A review by nigellicus
The Hidden World by Paul Park

5.0

Right, then, the final volume in Park's quartet about Greater Roumania. Park has been compared to a lot of other writers over the course of these four books, but one other springs to mind: Michael Swanwick, specifically his anti-pastoral fairy tale, The Iron Dragon's Daughter. These stories share a common approach to fantasy in which they refuse to deliver or indulge in the traditional consolations of the fantasy genre. So when Miranda turns out to be a Princess in a magical world where she wields a terrifying magical power and has friends and allies and dangerous enemies, none of these things count as a blessing. Her home is destroyed, revealed as a magical illusion then ripped away, taking her adoptive parents with her. Her royal blood marks her out not as a figure of real power and influence but at best a ragged guerilla figurehead, or a political chess-piece in a morally and politically complex world in the throes of burgeoning modernity where royalty is rapidly becoming an empty symbol of the past.

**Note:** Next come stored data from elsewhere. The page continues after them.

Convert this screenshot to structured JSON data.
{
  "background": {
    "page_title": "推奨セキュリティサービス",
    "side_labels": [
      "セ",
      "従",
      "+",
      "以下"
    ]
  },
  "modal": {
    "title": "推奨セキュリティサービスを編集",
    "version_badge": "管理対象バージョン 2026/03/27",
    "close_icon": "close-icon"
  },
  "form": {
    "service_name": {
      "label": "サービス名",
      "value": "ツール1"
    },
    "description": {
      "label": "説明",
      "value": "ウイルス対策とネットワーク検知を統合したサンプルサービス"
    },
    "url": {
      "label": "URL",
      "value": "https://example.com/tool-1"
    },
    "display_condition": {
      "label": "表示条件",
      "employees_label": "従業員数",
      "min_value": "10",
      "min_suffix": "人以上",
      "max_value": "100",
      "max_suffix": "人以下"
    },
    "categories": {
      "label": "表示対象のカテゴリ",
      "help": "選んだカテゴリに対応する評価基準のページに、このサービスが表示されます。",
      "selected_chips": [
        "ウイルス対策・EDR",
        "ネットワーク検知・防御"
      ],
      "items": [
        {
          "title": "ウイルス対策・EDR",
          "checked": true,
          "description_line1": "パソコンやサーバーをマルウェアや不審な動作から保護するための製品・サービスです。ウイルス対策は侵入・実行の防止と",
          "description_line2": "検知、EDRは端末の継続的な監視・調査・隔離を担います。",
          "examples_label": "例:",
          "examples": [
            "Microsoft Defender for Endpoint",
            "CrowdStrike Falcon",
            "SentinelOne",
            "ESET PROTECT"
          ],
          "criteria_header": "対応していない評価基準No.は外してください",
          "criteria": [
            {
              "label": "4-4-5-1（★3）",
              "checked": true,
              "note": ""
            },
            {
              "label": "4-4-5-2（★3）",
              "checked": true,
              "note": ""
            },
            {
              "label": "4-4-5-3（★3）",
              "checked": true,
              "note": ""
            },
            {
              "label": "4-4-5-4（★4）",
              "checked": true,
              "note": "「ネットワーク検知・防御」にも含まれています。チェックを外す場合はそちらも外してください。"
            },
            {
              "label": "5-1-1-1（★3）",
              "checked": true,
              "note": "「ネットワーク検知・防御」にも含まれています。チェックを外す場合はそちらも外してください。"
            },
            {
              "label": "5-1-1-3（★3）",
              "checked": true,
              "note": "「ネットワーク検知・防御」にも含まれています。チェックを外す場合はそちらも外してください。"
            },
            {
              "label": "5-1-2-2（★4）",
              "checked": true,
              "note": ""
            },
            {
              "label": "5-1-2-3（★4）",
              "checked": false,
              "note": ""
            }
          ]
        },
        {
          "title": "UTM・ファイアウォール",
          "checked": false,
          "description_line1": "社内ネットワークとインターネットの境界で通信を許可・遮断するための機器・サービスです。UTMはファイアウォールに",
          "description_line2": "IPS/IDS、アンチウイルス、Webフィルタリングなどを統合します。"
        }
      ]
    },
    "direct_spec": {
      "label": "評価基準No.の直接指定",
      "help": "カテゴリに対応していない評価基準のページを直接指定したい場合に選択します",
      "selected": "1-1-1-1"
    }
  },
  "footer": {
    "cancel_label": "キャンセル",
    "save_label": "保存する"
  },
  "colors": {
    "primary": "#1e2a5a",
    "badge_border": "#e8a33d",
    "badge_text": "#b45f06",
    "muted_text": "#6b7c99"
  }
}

Her powers work best in the Hidden World where she is the White Tyger, but even this is mostly the power to kill and destroy dispassionately, and as she realises herself, killing a few bad people here and there solves very few of the larger problems her country is confronted with. Her friends are altered and changed in profound and subtle ways. Her allies are powerless, superstitious gypsies or secretive, untrustworthy, jealous old women with ambiguous agendas. Her enemies include everyone powerful enough to damage or destroy her country. There is no clear path or plan for her to follow, no easy way to make things better and save her home or her friends. She makes many mistakes at terrible costs. This is not the rousing tale of a plucky modern princess rallying the peasants of a Ruritanian backwoods against an evil pretender to the throne.

In The Hidden World her mistake is to have the tourmaline stolen by the ghost of the mad baroness, stranding Miranda in the hidden world and allowing the baroness to possess bodies, including hers, in the real world. Dreadful, increasingly mechanised trench warfare rages on the border against the Turks and the Russians and a madman and murderer rules in Budapest. Is there anything she can do to save herself, her friends and her country? Answers do not come easy, and the ending is sad, lonely and uncertain, but concludes the quartet in a deeply satisfying manner. The four books mark a brave, thoughtful, beautiful addition to the fantasy canon and I recommend them unreservedly.